The database contains the personal details of 56.25 million US residents. The details are very sensitive including names, home addresses, phone numbers, ages, The Register reported.
Where does the information come from?
Researchers say that it belongs to CheckPeople.com, a company based in Florida, USA. CheckPeople.com is a typical website for finding people against a fee. Any use who pays the fee can enter a person’s name, and look up that person’s current and past address, phone number, email address, and in some cases, even criminal records. Other details can also be revealed through a people-finder website such as this one.

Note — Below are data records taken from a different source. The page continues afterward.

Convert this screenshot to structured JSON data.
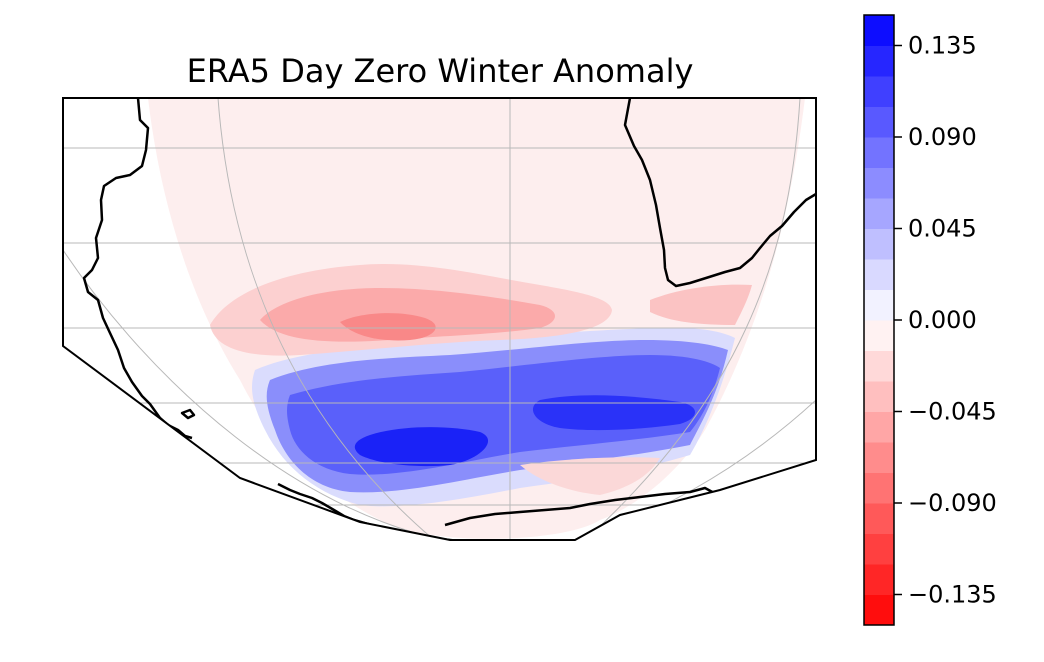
{
  "chart_data": {
    "type": "heatmap",
    "title": "ERA5 Day Zero Winter Anomaly",
    "projection": "orthographic map, Southern Hemisphere (South America to southern Africa, Antarctic coast at bottom)",
    "colormap": "bwr_r (blue positive, red negative)",
    "colorbar": {
      "orientation": "vertical",
      "placement": "right",
      "vmin": -0.15,
      "vmax": 0.15,
      "levels": [
        -0.15,
        -0.135,
        -0.12,
        -0.105,
        -0.09,
        -0.075,
        -0.06,
        -0.045,
        -0.03,
        -0.015,
        0.0,
        0.015,
        0.03,
        0.045,
        0.06,
        0.075,
        0.09,
        0.105,
        0.12,
        0.135,
        0.15
      ],
      "ticks": [
        0.135,
        0.09,
        0.045,
        0.0,
        -0.045,
        -0.09,
        -0.135
      ],
      "tick_labels": [
        "0.135",
        "0.090",
        "0.045",
        "0.000",
        "−0.045",
        "−0.090",
        "−0.135"
      ]
    },
    "field_regions": [
      {
        "name": "weak negative background",
        "approx_value": -0.007
      },
      {
        "name": "negative band (~45°S)",
        "approx_value": -0.05
      },
      {
        "name": "negative core",
        "approx_value": -0.075
      },
      {
        "name": "positive band (~55°S)",
        "approx_value": 0.07
      },
      {
        "name": "positive core",
        "approx_value": 0.12
      }
    ],
    "gridlines": true
  }
}
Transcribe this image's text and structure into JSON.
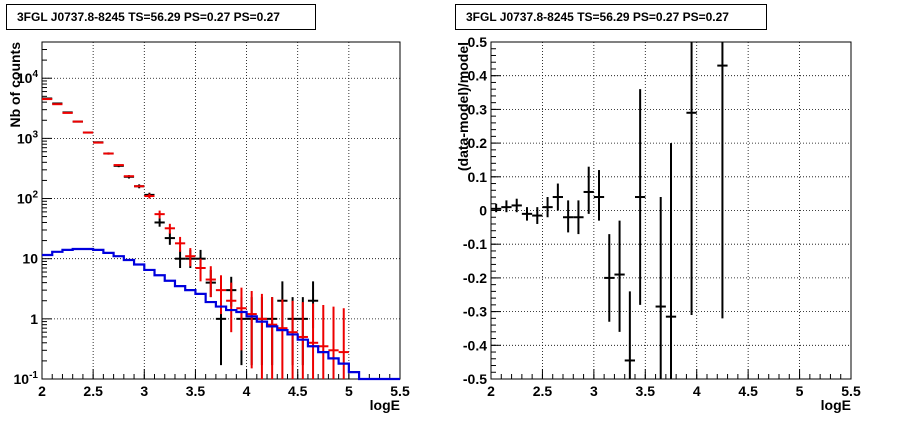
{
  "chart_data": [
    {
      "type": "line",
      "title": "3FGL J0737.8-8245 TS=56.29 PS=0.27 PS=0.27",
      "xlabel": "logE",
      "ylabel": "Nb of counts",
      "xlim": [
        2,
        5.5
      ],
      "ylim": [
        0.1,
        40000
      ],
      "yscale": "log",
      "grid": true,
      "x_ticks": [
        "2",
        "2.5",
        "3",
        "3.5",
        "4",
        "4.5",
        "5",
        "5.5"
      ],
      "y_ticks": [
        "10^-1",
        "1",
        "10",
        "10^2",
        "10^3",
        "10^4"
      ],
      "series": [
        {
          "kind": "points",
          "color": "#000000",
          "x": [
            2.05,
            2.15,
            2.25,
            2.35,
            2.45,
            2.55,
            2.65,
            2.75,
            2.85,
            2.95,
            3.05,
            3.15,
            3.25,
            3.35,
            3.45,
            3.55,
            3.65,
            3.75,
            3.85,
            3.95,
            4.05,
            4.15,
            4.25,
            4.35,
            4.45,
            4.55,
            4.65
          ],
          "y": [
            4600,
            3800,
            2700,
            1900,
            1250,
            860,
            560,
            350,
            230,
            160,
            115,
            40,
            22,
            10,
            10,
            10,
            4,
            1,
            3,
            1,
            1,
            1,
            1,
            2,
            1,
            1,
            2
          ],
          "ylo": [
            4540,
            3740,
            2650,
            1860,
            1215,
            830,
            537,
            332,
            215,
            148,
            105,
            34,
            17,
            7,
            7,
            7,
            2.3,
            0.17,
            1.6,
            0.17,
            0.17,
            0.17,
            0.17,
            0.7,
            0.17,
            0.17,
            0.7
          ],
          "yhi": [
            4670,
            3860,
            2750,
            1945,
            1285,
            890,
            585,
            370,
            245,
            172,
            125,
            47,
            27,
            14,
            14,
            14,
            6.5,
            2.3,
            5,
            2.3,
            2.3,
            2.3,
            2.3,
            4.2,
            2.3,
            2.3,
            4.2
          ]
        },
        {
          "kind": "model-points",
          "color": "#ee0000",
          "x": [
            2.05,
            2.15,
            2.25,
            2.35,
            2.45,
            2.55,
            2.65,
            2.75,
            2.85,
            2.95,
            3.05,
            3.15,
            3.25,
            3.35,
            3.45,
            3.55,
            3.65,
            3.75,
            3.85,
            3.95,
            4.05,
            4.15,
            4.25,
            4.35,
            4.45,
            4.55,
            4.65,
            4.75,
            4.85,
            4.95
          ],
          "y": [
            4500,
            3700,
            2650,
            1900,
            1250,
            850,
            560,
            360,
            235,
            160,
            110,
            55,
            32,
            18,
            11,
            7,
            4.5,
            3,
            2,
            1.5,
            1.2,
            1,
            0.8,
            0.7,
            0.6,
            0.5,
            0.4,
            0.35,
            0.3,
            0.28
          ],
          "ylo": [
            4500,
            3700,
            2650,
            1900,
            1250,
            850,
            560,
            360,
            235,
            160,
            100,
            47,
            26,
            13,
            7.5,
            4.2,
            2.3,
            1.2,
            0.6,
            0.3,
            0.15,
            0.1,
            0.1,
            0.1,
            0.1,
            0.1,
            0.1,
            0.1,
            0.1,
            0.1
          ],
          "yhi": [
            4500,
            3700,
            2650,
            1900,
            1250,
            850,
            560,
            360,
            235,
            160,
            120,
            63,
            38,
            23,
            15,
            10,
            7.5,
            5.3,
            4,
            3.3,
            2.9,
            2.6,
            2.3,
            2.1,
            2,
            1.9,
            1.8,
            1.7,
            1.6,
            1.5
          ]
        },
        {
          "kind": "step",
          "color": "#0000dd",
          "edges": [
            2.0,
            2.1,
            2.2,
            2.3,
            2.4,
            2.5,
            2.6,
            2.7,
            2.8,
            2.9,
            3.0,
            3.1,
            3.2,
            3.3,
            3.4,
            3.5,
            3.6,
            3.7,
            3.8,
            3.9,
            4.0,
            4.1,
            4.2,
            4.3,
            4.4,
            4.5,
            4.6,
            4.7,
            4.8,
            4.9,
            5.0,
            5.1,
            5.5
          ],
          "values": [
            11.5,
            13,
            14,
            14.5,
            14.5,
            14,
            12.5,
            11,
            9.5,
            8,
            6.5,
            5.3,
            4.3,
            3.5,
            3,
            2.6,
            1.9,
            1.6,
            1.4,
            1.3,
            1.1,
            0.9,
            0.75,
            0.65,
            0.55,
            0.45,
            0.35,
            0.28,
            0.22,
            0.18,
            0.13,
            0.1
          ]
        }
      ]
    },
    {
      "type": "scatter",
      "title": "3FGL J0737.8-8245 TS=56.29 PS=0.27 PS=0.27",
      "xlabel": "logE",
      "ylabel": "(data-model)/model",
      "xlim": [
        2,
        5.5
      ],
      "ylim": [
        -0.5,
        0.5
      ],
      "grid": true,
      "x_ticks": [
        "2",
        "2.5",
        "3",
        "3.5",
        "4",
        "4.5",
        "5",
        "5.5"
      ],
      "y_ticks": [
        "-0.5",
        "-0.4",
        "-0.3",
        "-0.2",
        "-0.1",
        "0",
        "0.1",
        "0.2",
        "0.3",
        "0.4",
        "0.5"
      ],
      "series": [
        {
          "color": "#000000",
          "x": [
            2.05,
            2.15,
            2.25,
            2.35,
            2.45,
            2.55,
            2.65,
            2.75,
            2.85,
            2.95,
            3.05,
            3.15,
            3.25,
            3.35,
            3.45,
            3.65,
            3.75,
            3.95,
            4.25
          ],
          "y": [
            0.005,
            0.01,
            0.015,
            -0.01,
            -0.015,
            0.01,
            0.04,
            -0.02,
            -0.02,
            0.055,
            0.04,
            -0.2,
            -0.19,
            -0.445,
            0.04,
            -0.285,
            -0.315,
            0.29,
            0.43
          ],
          "ylo": [
            -0.005,
            -0.005,
            -0.005,
            -0.03,
            -0.04,
            -0.02,
            0.0,
            -0.065,
            -0.07,
            -0.01,
            -0.03,
            -0.33,
            -0.36,
            -0.71,
            -0.28,
            -0.61,
            -0.72,
            -0.31,
            -0.32
          ],
          "yhi": [
            0.02,
            0.03,
            0.035,
            0.01,
            0.01,
            0.04,
            0.08,
            0.03,
            0.03,
            0.13,
            0.12,
            -0.07,
            -0.03,
            -0.24,
            0.36,
            0.04,
            0.2,
            0.9,
            1.2
          ]
        }
      ]
    }
  ]
}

This abundance of highly sensitive personal information can be easily exploited by cyber crooks, as it can be downloaded in bulk. The most bizarre thing, however, is that the database is being served from an IP address connected to Alibaba’s web hosting wing in Hangzhou, China. This means that the information is “in the hands of foreign adversaries,” as The Register puts it.
The 22GB-database database was discovered by Lynx, a white-hat hacker
Lynx, a white-hat, stumbled upon the database online, and got in touch with The Register. He told the media that he discovered a 22GB-database exposed on the internet. The information includes metadata linking to CheckPeople.com. “We have withheld further details of the security blunder for privacy protection reasons,” The Register explained.

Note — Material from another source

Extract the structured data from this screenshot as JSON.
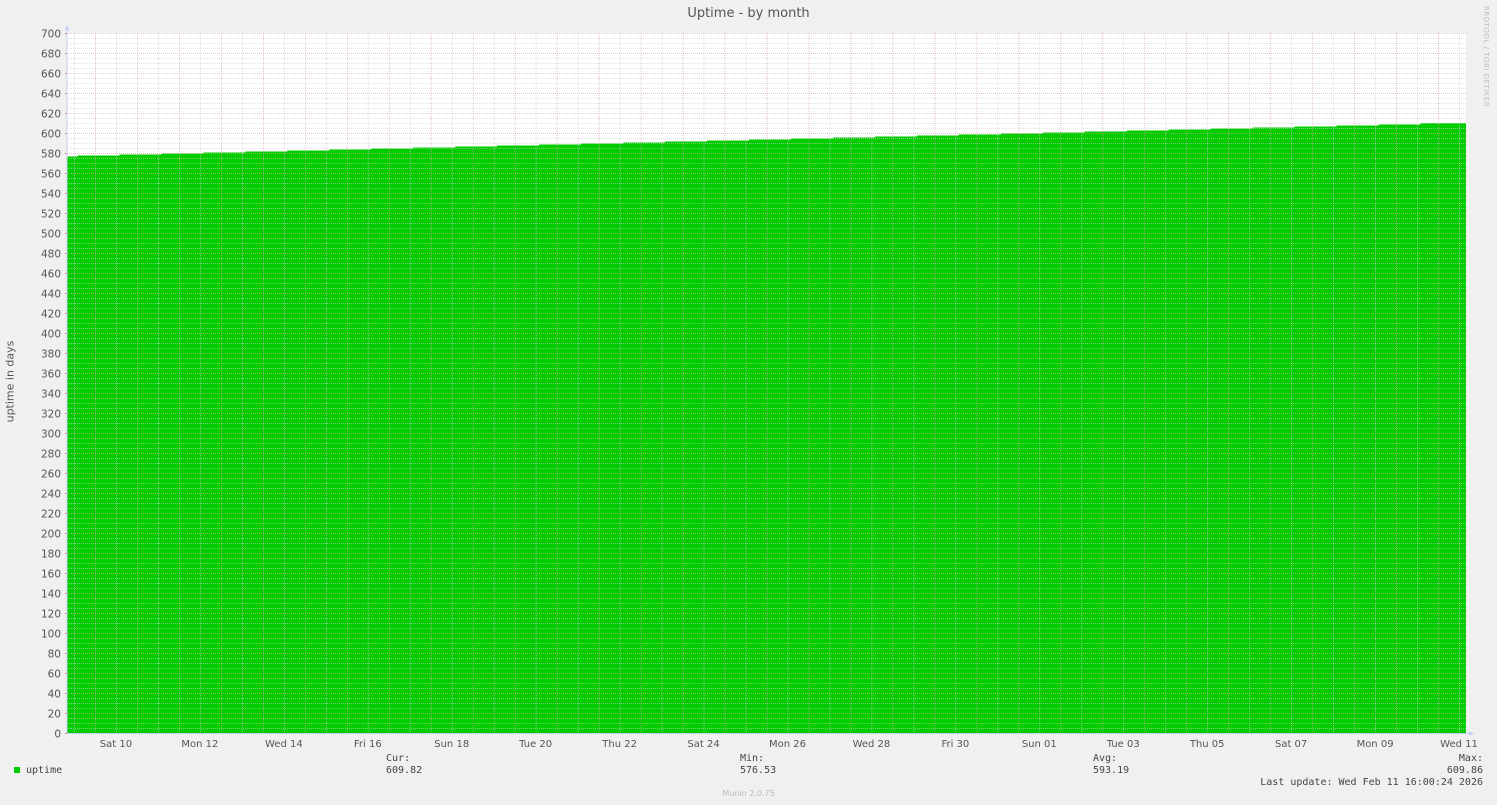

It appears that the contents are scraped from public records, and when they are put together, they can provide detailed profiles on millions of US citizens.
“In and of itself, the data is harmless, it’s public data, but bundled like this I think it could actually be worth a lot to some people,” Lynx told the media in a conversation. However, what is bothering is that the information can be combined with other datasets.
The media tried to reach CheckPeople.com to alert them about the data leak multiple times. So far, there hasn’t been an answer. The white-hacker has been unable to reach the service as well.
“We have also pinged Alibaba to alert it to the exposed database, should it care about Americans’ privacy,” The Register said.
In November last year, an ElasticSearch server was discovered exposing “an unprecedented 4 billion user accounts spanning more than 4 terabytes of data.” This server was accessible without the need of authentication, which exposed the data of more than 1.2 billion unique individuals. This made the data breach one of the largest data leaks from a single source so far.